Ketika ku ucap kepadamu shanju, tentang 507. Kau tahu maksudku.
Ketika ku bercerita tentang si pencuri madu. Ku tahu kau marah padaku. Dan kini
kebenaran yang sesungguhnya telah terungkap. Karena waktu yang menunjukkan
jalannya. Bahwa aku tak salah mengambil keputusan waktu itu. Yang salah adalah
karena aku tak percaya. Dan menoleh kepada si pendusta. Percaya setiap
ucapannya. Dan tenggelam dalam dekapannya. Dekap sakit hati kini.
Maafkan aku walau meski kau tak tahu tapi aku pernah menghianatimu.
Meski kau tak tahu aku pernah mengingkari janji kepadamu. Dan kini setelah
perpisahan kita berdua yang tak terduga. Perasaan sedihpun ditinggalkan begitu
saja didalam mata. Dan bayang akan dirimu masih menggantung dibola senja.

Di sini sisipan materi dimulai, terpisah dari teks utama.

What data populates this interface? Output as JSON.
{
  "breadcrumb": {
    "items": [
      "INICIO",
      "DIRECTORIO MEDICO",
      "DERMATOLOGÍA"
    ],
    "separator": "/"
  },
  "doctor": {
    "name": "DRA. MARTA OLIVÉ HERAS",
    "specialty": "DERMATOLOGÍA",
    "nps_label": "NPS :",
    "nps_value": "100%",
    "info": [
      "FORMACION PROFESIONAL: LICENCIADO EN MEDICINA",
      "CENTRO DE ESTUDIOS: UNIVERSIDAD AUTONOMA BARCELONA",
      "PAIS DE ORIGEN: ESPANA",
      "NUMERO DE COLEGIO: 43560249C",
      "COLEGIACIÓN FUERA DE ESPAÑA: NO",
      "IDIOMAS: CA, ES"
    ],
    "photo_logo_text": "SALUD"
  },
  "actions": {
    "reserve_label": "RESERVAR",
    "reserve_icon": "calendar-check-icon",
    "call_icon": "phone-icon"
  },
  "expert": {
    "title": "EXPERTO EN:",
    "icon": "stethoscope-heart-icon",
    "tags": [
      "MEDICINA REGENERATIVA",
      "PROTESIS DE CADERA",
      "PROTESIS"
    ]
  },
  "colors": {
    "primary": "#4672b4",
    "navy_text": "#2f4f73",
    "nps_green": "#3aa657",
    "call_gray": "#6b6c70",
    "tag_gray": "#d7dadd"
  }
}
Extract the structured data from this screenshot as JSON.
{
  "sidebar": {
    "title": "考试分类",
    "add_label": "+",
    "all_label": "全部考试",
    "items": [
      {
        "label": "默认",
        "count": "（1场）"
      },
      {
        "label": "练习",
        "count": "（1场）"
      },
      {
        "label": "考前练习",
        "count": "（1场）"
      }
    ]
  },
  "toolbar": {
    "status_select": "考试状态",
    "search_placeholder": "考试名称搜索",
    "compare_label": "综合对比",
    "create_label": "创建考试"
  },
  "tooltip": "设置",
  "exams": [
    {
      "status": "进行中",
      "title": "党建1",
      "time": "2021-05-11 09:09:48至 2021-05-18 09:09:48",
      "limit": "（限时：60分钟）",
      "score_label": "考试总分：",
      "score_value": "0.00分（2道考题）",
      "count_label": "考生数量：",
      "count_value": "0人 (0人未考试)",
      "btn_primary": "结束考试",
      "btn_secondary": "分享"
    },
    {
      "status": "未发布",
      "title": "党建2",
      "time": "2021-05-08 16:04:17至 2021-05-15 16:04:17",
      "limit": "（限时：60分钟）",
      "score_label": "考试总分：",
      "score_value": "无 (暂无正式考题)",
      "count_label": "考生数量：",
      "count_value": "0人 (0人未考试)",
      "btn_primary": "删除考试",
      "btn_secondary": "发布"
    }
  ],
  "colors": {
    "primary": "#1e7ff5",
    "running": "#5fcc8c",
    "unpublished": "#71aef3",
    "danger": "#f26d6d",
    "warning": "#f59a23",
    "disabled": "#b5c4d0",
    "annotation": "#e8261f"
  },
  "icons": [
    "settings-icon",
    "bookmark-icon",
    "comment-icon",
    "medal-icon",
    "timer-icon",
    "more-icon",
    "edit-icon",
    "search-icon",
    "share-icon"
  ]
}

Aku merindu mu. Berulang kali hati menjerit mengetuk milikmu. Aku
merindu. Bahkan aku merindu diammu. Aku merindu bekas jejak langkahmu disana.
Sesekali ku datang, melihat ilusi dirimu yang lalu lalang. Dan bercengkrama
dengan sesama. Aku rindu punggungmu yang kutatap tajam ketika kau berjalan
mendahului aku. Lalu berbalik dan tersenyum kepadaku. Aku rindu itu. Tapi
mungkinkah setiap tumpukan rindu yang telah menggunung kini sanggup tercurah
kembali padamu?
Karena aku tak akan mungkin menyapamu dan berkata begitu. Sebab
diantara kita mungkin kau anggap masa lalu. Bersama, aku dan kau setuju untuk
mengakhiri hubungan ini dengan baik. Juga dengan alasan yang terucap darimu.
Aku menghargainya. Tapi cinta ini bagaimana? Masih memintamu bersamanya. Walau
nyatanya kini aku telah bersama yang lain. Tapi aku hanya dapat merefleksikan
dirimu padanya.
Aku bingung bagaimana hendak bersikap. Aku bingung bagaimana harus
bertingkah. Karena ku gelisah. Karena ku tak sanggup berpura bawa cinta masih
singgah didada. Shanju haruskah ku bagi rinduku padamu. Haruskah ku ceritakan
tentang tangisku. Lalu berpura lupa bahwa diantra kita telah melepas ikatan
yang dulu. Haruskah aku melakukannya karena ku masih begitu enggan berpisah.
Dan biarlah kita bersama meski dalam sebuah rahasia.